Grabbing an Interrupt for a Brain-dead PCI Device

Geert Uytterhoeven geert at linux-m68k.org
Wed Mar 8 08:00:10 EST 2000


On Tue, 7 Mar 2000, Grant Erickson wrote:
> So, unfortunately, I didn't do the design for this "dumb" PCI device and
> neither can I fix its shortcomings in these regards.

Hmm... That's bad luck. Then you have to do some things manually (read: in your
own code).

> Below, we've acknowledged and discovered how to sort of work-around the
> problem of the invalid vendor ID and the base address. Now, I've yet
> another problem.
>
> The device has an interrupt at INTA#. Unfortunately, the device being dumb
> as it is, doesn't utilize the interrupt pin register to advertise that it
> does in fact have an interrupt there. So, I assume that once again, the
> PROM doesn't give it one.
>
> Is there a way, in Linux, for me to programmatically and manually assign
> an interrupt to this device as might have been done in the PROM? I'm
> guessing I have to twiddle some registers in the North Bridge, correct?

In most machines, PCI interrupt routing is hardwired on the motherboard.  Hence
you probably don't have to program the North Bridge for that.

Furthermore the interrupt pin register is read-only on normal cards, and
initialized to INTA#. It's not used by the PCI device itself. The interrupt
number register is read-write and is only there so the PROM code (which is
supposed to know the interrupt routing on the motherboard) can fill in the
correct value and applications can read it back later.

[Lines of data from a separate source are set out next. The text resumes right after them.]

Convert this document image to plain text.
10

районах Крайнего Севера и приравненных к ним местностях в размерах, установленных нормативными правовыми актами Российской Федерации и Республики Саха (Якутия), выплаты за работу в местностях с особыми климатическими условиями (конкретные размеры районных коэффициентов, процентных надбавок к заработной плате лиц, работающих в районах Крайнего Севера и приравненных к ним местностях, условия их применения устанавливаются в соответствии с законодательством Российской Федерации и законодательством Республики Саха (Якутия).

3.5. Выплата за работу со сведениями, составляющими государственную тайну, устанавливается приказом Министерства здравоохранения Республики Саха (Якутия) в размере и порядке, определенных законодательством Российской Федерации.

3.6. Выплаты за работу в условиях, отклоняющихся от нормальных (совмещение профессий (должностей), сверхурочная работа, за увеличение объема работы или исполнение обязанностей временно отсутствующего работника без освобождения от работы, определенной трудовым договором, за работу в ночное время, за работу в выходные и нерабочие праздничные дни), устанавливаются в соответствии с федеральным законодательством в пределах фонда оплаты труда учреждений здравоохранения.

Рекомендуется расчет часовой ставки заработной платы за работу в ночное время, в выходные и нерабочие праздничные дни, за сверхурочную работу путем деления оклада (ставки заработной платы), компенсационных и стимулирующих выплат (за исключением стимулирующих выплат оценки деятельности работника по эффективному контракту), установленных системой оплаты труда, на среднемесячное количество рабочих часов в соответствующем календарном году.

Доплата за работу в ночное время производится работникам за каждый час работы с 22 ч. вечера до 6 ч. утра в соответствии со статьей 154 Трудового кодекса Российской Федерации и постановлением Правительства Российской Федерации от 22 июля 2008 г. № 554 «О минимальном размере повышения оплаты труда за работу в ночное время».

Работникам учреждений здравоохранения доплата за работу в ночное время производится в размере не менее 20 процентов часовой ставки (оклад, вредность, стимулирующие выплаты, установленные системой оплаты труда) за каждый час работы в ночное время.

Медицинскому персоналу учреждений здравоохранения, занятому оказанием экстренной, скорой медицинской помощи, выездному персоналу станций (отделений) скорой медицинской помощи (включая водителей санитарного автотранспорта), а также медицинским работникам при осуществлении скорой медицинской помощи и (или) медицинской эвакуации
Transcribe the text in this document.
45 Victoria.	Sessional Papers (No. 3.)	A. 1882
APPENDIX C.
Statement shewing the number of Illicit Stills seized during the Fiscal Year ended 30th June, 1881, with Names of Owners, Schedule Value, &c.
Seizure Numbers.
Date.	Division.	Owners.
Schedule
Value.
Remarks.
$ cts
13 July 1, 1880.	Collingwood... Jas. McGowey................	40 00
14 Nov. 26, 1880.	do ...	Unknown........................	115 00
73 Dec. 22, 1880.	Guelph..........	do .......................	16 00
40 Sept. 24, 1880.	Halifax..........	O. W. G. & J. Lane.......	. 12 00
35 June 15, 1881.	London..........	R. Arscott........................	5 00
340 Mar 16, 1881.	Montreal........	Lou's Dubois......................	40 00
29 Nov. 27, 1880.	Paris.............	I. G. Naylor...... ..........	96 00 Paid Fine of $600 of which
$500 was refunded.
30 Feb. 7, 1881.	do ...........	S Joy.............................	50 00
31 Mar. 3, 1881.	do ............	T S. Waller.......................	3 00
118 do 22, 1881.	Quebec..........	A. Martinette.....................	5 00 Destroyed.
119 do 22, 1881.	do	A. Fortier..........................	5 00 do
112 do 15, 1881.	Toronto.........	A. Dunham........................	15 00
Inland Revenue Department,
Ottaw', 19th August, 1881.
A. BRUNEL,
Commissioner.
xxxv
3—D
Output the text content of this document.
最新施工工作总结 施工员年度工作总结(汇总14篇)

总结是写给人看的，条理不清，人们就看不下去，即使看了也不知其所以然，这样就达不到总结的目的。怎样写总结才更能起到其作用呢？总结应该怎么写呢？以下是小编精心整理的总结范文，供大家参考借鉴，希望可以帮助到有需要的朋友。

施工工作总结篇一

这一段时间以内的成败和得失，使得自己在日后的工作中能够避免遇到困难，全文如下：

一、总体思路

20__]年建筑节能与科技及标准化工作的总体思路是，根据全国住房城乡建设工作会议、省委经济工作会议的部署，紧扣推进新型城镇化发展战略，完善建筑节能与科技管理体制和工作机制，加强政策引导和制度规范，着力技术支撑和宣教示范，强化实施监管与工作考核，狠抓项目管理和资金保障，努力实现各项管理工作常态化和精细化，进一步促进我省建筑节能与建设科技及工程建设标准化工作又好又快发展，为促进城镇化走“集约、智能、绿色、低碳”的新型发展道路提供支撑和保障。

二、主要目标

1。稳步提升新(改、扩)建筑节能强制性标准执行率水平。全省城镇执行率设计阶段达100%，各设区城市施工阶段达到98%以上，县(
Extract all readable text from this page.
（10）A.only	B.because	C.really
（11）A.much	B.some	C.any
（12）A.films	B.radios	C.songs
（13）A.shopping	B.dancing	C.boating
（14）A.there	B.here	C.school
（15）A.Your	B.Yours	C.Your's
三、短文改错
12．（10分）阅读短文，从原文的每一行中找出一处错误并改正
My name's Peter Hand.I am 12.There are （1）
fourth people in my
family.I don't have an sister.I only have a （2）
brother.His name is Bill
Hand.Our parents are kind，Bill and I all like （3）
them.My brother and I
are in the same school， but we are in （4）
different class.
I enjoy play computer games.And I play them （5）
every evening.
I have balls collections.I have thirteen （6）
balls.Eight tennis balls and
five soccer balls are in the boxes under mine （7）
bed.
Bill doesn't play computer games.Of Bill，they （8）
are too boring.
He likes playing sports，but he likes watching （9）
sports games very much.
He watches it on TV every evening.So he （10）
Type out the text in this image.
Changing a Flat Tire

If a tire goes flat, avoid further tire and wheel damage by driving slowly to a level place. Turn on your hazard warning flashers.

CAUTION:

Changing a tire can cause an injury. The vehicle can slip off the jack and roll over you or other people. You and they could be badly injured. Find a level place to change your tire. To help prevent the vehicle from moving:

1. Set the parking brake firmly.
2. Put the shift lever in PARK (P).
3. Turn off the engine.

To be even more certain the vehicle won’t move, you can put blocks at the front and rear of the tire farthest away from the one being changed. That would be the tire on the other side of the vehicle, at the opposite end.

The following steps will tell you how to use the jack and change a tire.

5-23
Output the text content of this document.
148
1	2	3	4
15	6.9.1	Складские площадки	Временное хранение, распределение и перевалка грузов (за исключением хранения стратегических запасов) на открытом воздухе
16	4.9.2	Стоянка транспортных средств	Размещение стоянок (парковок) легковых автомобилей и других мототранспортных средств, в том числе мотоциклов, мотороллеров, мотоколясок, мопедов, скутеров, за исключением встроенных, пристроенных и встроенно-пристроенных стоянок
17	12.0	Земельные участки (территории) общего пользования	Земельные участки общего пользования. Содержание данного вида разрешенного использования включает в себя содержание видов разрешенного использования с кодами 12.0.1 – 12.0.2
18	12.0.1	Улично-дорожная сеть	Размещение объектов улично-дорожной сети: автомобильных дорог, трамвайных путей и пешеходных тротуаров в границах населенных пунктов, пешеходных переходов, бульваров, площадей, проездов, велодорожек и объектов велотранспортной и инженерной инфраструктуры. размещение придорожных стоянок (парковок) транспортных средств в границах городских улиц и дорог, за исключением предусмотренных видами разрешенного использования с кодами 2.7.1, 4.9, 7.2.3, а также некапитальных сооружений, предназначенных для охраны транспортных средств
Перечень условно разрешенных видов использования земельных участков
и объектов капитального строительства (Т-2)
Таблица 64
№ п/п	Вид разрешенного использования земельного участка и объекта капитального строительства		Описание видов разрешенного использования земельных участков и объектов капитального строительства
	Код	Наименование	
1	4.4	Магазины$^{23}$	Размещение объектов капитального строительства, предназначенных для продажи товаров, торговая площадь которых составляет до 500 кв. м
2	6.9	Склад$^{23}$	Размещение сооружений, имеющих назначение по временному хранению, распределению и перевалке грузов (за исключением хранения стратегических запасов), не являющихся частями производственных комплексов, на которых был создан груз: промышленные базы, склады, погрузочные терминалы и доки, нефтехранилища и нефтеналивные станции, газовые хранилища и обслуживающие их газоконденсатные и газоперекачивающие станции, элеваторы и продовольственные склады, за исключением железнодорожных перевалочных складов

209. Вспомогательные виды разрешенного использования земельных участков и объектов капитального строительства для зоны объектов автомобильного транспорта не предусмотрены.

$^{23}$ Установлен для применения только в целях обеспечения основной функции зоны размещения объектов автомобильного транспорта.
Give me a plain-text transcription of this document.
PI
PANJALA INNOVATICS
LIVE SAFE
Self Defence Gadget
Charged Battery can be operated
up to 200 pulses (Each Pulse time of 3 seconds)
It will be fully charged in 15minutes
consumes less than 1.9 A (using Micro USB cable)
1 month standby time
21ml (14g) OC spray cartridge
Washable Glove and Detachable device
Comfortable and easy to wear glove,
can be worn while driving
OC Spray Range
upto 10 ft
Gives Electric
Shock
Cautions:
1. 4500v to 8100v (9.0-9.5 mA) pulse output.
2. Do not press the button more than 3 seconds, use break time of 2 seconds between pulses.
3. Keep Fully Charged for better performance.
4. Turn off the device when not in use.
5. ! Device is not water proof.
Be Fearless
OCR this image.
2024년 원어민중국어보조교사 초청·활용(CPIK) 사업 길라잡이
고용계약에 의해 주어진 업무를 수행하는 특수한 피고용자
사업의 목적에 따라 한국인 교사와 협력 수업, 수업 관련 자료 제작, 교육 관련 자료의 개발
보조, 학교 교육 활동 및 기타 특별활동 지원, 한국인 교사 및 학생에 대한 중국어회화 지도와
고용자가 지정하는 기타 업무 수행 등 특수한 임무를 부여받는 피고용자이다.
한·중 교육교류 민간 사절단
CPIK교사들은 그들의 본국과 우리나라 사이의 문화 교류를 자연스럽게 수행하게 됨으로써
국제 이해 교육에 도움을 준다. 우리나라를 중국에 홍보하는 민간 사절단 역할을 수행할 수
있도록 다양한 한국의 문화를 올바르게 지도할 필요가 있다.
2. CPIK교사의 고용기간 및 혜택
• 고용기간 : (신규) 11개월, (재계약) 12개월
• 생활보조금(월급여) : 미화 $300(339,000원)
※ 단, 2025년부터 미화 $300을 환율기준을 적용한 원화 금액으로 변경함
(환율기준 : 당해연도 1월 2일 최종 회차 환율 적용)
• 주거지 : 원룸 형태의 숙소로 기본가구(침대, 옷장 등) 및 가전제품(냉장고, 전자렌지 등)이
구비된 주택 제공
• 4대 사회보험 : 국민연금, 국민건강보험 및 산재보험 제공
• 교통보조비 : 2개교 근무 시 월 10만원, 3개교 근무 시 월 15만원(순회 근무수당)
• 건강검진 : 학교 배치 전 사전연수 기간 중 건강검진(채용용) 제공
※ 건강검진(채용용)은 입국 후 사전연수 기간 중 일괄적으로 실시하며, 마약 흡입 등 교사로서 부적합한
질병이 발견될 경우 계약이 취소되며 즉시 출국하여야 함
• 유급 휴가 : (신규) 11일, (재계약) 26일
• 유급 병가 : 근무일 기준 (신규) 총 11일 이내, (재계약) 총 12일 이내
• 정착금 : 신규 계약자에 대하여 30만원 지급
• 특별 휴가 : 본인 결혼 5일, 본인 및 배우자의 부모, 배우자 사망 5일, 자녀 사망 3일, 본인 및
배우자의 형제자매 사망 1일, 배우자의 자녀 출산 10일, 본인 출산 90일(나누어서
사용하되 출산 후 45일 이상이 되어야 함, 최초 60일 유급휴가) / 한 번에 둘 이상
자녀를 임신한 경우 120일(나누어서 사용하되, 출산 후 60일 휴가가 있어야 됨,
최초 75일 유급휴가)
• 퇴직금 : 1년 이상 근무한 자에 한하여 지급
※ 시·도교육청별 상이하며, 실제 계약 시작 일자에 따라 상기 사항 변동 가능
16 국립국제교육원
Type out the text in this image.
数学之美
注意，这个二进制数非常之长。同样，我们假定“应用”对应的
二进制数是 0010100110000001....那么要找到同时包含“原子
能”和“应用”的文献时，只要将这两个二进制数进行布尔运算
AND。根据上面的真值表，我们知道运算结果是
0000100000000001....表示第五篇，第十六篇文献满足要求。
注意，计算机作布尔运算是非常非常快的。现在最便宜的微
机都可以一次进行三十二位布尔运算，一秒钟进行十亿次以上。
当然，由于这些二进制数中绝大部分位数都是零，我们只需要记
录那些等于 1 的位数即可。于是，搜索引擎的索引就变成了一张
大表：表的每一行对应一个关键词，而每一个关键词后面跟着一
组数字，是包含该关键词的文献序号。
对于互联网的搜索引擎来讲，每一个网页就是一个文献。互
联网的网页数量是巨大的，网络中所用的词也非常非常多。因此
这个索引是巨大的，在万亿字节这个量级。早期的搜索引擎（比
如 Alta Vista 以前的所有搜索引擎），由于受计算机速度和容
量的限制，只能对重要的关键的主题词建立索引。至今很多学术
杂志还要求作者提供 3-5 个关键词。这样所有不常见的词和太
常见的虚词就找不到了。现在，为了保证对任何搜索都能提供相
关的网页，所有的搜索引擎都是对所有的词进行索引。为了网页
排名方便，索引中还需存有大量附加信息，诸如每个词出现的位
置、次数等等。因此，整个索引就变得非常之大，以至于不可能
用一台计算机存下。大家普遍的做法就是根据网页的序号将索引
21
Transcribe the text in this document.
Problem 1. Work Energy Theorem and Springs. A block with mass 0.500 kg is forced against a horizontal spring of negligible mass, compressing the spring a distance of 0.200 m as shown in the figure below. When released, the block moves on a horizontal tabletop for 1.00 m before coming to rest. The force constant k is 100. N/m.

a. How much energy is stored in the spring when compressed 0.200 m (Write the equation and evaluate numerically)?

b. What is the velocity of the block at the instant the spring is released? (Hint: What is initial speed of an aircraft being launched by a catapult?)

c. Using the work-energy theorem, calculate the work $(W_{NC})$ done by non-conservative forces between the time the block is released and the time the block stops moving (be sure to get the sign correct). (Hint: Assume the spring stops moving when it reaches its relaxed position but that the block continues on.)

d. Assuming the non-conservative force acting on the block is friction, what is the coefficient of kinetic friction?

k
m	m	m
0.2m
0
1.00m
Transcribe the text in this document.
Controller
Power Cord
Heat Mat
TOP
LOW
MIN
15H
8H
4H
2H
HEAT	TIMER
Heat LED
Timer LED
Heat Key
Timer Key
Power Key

I think it's sufficient to let your PCI fixup code fix up the interrupt fields
in the struct pci_dev that corresponds to your weird device.

Good luck!

Gr{oetje,eeting}s,

						Geert

--
Geert Uytterhoeven -- There's lots of Linux beyond ia32 -- geert at linux-m68k.org

In personal conversations with technical people, I call myself a hacker. But
when I'm talking to journalists I just say "programmer" or something like that.